Alexandre Grothendieck : le génie des maths qui accoucha de l'écologie

Dans la rivière, certains se baignent. Ils sont là à barboter dans l'Ain, près du pont de Chazey, où il est convenu qu'ils se retrouvent pour aller ensuite manifester contre la centrale du Bugey, à une vingtaine de kilomètres. En cet été 1971, ils sont un peu plus de 10.000. Un homme au crâne lisse regarde à distance. L'air sérieux. Grand. Plutôt costaud. "Ambiance très sympathique de bonne humeur, de camaraderie et de saine liberté, note Alexandre Grothendieck dans la revue Survivre… et vivre. Nombreux baigneurs et baigneuses nus sous un soleil radieux, d'autres en maillot, sans que personne trouve à redire aux uns ni aux autres."

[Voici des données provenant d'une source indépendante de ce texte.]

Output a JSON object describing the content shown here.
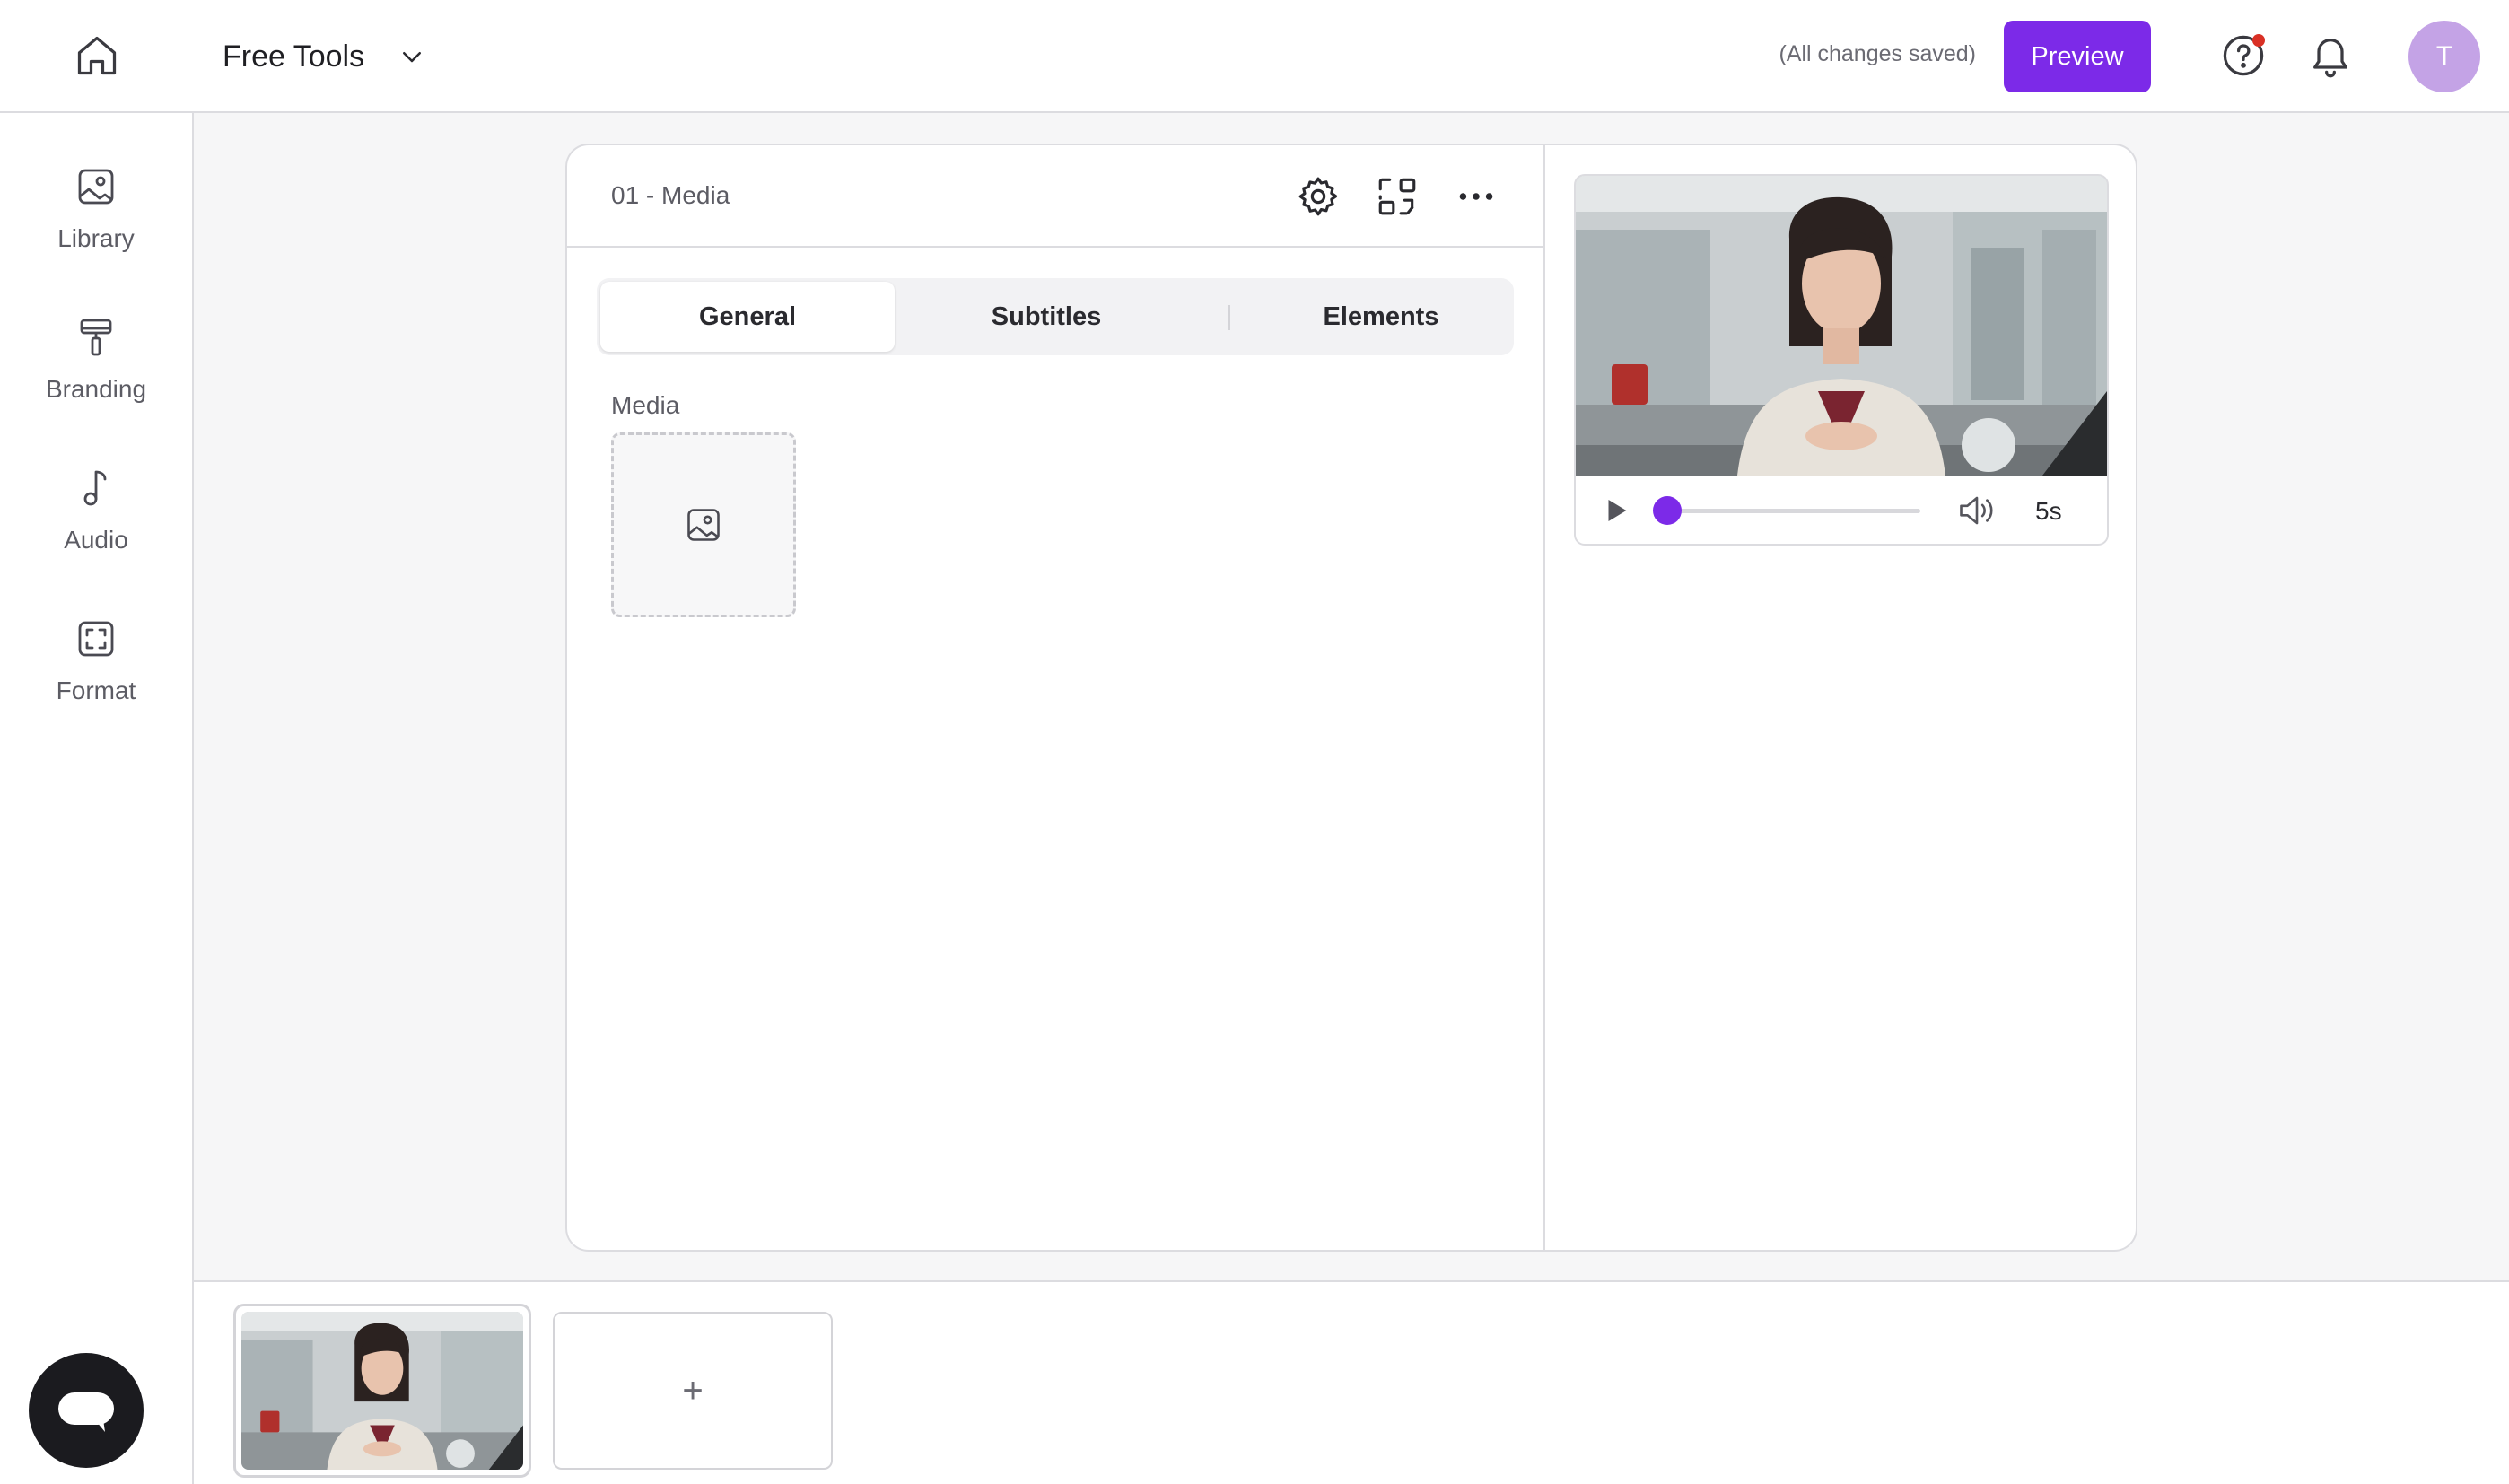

A l'époque, la question du nucléaire n'en est pas encore une pour les Français. Un demi-siècle plus tard, Yves Cochet, qui deviendra ministre de ­l'Environnement de Lionel Jospin dans les années 2000, garde un souvenir intact et amusé de l'épisode : "On s'est baignés à poil, qu'est-ce que c'était joyeux!" On devine un soupçon de nostalgie. Rapidement, ce 10 juillet, de petits groupes s'agglutinent autour de Grothendieck. A priori, ce mathématicien reconnu par ses pairs comme un pur génie n'est pas ici dans son monde. Mais, depuis peu, il partage le combat des antinucléaires.

"Survivre... et vivre"

"Grothendieck était là et tenait oraison permanente, se souvient Cochet qui finissait alors sa thèse de mathématiques. C'était un peu le Sermon sur la montagne, il était assis avec autour de lui une cour d'admirateurs. Il était très radical, c'est ça qui ...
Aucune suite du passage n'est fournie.